SPD setzt Lohnuntergrenze für Zeitarbeit durch
Berlin (Reuters) - Nach monatelangem Streit um die Ausweitung von Mindestlöhnen hat sich die SPD mit ihrer Forderung nach einer Lohnuntergrenze auch für die Zeitarbeitsbranche durchgesetzt.
Die Koalitionsspitzen verständigten sich am Montagabend nach SPD-Angaben auf die Einführung einer Lohnuntergrenze für die etwa 700.000 Leiharbeiter. "Für die Zeitarbeit wird eine Lohnuntergrenze im Arbeitnehmerüberlassungsgesetz etabliert", sagte die stellvertretende SPD-Vorsitzende Andrea Nahles am Dienstag der Nachrichtenagentur Reuters. "Für die gesamte Branche haben wir damit eine Haltelinie nach unten etabliert."

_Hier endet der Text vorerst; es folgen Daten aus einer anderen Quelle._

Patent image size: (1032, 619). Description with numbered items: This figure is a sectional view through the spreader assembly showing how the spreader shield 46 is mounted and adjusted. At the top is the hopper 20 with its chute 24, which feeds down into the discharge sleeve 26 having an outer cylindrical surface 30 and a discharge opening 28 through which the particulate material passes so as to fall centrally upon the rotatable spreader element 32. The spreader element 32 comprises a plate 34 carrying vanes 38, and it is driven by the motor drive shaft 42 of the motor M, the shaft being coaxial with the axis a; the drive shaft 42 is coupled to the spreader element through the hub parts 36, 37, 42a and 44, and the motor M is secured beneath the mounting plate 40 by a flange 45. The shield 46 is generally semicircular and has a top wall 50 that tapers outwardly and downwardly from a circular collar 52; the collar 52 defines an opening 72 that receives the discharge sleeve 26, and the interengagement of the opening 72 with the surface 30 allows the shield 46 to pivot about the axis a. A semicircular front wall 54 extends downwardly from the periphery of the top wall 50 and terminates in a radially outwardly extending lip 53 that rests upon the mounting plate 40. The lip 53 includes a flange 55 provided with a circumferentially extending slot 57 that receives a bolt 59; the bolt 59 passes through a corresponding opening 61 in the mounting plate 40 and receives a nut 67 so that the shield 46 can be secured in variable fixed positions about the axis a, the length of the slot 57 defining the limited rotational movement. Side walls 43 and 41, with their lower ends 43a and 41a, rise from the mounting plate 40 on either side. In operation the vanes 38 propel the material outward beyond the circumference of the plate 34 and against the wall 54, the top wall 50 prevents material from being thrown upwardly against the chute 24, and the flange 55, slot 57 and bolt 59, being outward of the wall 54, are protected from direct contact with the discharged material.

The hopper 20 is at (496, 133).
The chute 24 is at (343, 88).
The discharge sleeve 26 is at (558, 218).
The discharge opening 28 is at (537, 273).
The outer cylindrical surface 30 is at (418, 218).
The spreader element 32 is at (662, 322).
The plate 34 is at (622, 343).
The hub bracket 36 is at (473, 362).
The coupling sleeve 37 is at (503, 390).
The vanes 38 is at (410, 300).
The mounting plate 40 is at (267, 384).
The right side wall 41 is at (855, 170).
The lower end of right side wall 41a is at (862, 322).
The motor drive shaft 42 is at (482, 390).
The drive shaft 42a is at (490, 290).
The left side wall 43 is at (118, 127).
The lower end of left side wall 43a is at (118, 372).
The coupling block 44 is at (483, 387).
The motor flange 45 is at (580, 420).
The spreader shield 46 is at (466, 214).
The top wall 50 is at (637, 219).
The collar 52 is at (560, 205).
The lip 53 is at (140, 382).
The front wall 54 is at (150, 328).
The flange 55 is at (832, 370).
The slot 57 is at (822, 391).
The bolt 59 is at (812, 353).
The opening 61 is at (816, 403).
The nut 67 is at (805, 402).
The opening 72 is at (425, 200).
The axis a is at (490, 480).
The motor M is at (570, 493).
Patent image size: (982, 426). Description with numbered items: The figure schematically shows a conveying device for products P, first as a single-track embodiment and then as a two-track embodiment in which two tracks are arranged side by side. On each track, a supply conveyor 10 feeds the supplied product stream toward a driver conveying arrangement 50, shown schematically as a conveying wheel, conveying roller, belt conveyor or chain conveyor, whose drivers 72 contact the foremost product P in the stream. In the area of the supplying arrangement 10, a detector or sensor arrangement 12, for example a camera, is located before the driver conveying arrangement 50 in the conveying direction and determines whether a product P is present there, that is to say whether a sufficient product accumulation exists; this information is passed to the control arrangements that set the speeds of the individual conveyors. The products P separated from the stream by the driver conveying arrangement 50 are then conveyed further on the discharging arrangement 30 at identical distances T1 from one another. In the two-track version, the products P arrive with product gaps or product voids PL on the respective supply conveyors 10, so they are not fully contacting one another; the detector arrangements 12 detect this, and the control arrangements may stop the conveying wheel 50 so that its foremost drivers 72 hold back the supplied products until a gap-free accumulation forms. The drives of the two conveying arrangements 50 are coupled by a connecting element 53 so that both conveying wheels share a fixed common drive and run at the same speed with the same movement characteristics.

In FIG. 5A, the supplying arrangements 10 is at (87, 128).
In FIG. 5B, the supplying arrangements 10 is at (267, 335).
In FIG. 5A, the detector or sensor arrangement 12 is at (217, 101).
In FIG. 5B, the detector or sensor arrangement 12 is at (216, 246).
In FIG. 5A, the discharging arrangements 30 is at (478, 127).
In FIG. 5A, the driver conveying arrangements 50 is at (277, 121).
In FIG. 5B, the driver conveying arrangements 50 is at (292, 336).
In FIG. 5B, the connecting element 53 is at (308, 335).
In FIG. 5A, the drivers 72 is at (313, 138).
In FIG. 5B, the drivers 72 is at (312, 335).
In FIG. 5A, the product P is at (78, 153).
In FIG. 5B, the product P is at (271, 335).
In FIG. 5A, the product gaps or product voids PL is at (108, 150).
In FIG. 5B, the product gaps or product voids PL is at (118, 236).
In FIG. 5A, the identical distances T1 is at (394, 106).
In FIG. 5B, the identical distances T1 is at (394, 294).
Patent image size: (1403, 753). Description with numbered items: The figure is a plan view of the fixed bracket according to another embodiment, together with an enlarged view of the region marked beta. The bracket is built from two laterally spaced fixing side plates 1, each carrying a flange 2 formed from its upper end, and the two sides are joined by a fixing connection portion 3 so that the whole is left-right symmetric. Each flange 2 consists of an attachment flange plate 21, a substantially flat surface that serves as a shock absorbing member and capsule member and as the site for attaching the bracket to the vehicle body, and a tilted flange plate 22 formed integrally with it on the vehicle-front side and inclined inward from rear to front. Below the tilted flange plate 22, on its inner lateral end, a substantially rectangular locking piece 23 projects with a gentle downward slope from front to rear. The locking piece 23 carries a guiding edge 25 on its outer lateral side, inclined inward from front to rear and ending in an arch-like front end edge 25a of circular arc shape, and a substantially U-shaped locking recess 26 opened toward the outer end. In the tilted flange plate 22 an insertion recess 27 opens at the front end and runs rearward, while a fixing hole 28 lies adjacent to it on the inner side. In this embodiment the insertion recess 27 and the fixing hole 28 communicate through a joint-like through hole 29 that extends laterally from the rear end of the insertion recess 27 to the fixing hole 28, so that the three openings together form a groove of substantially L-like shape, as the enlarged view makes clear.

Die Union hatte sich monatelang gegen die Einführung eines Mindestlohns in der Zeitarbeit gesperrt. Sie konnte sich insoweit durchsetzen, dass die Branche nun zwar nicht in das Arbeitnehmer-Entsendegesetz für branchenspezifische Mindestlöhne aufgenommen werden soll. Allerdings soll nun auf anderem Wege faktisch ein Mindestlohn festgesetzt werden. "Wir wollen bis Ende Januar ein Gesetzgebungsverfahren einleiten, das im Arbeitnehmerüberlassungsgesetz eine Lohnuntergrenze etabliert, die die Tarifautonomie wahrt", beschlossen die Koalitionsspitzen nach Angaben von Teilnehmern am Montag im Kanzleramt.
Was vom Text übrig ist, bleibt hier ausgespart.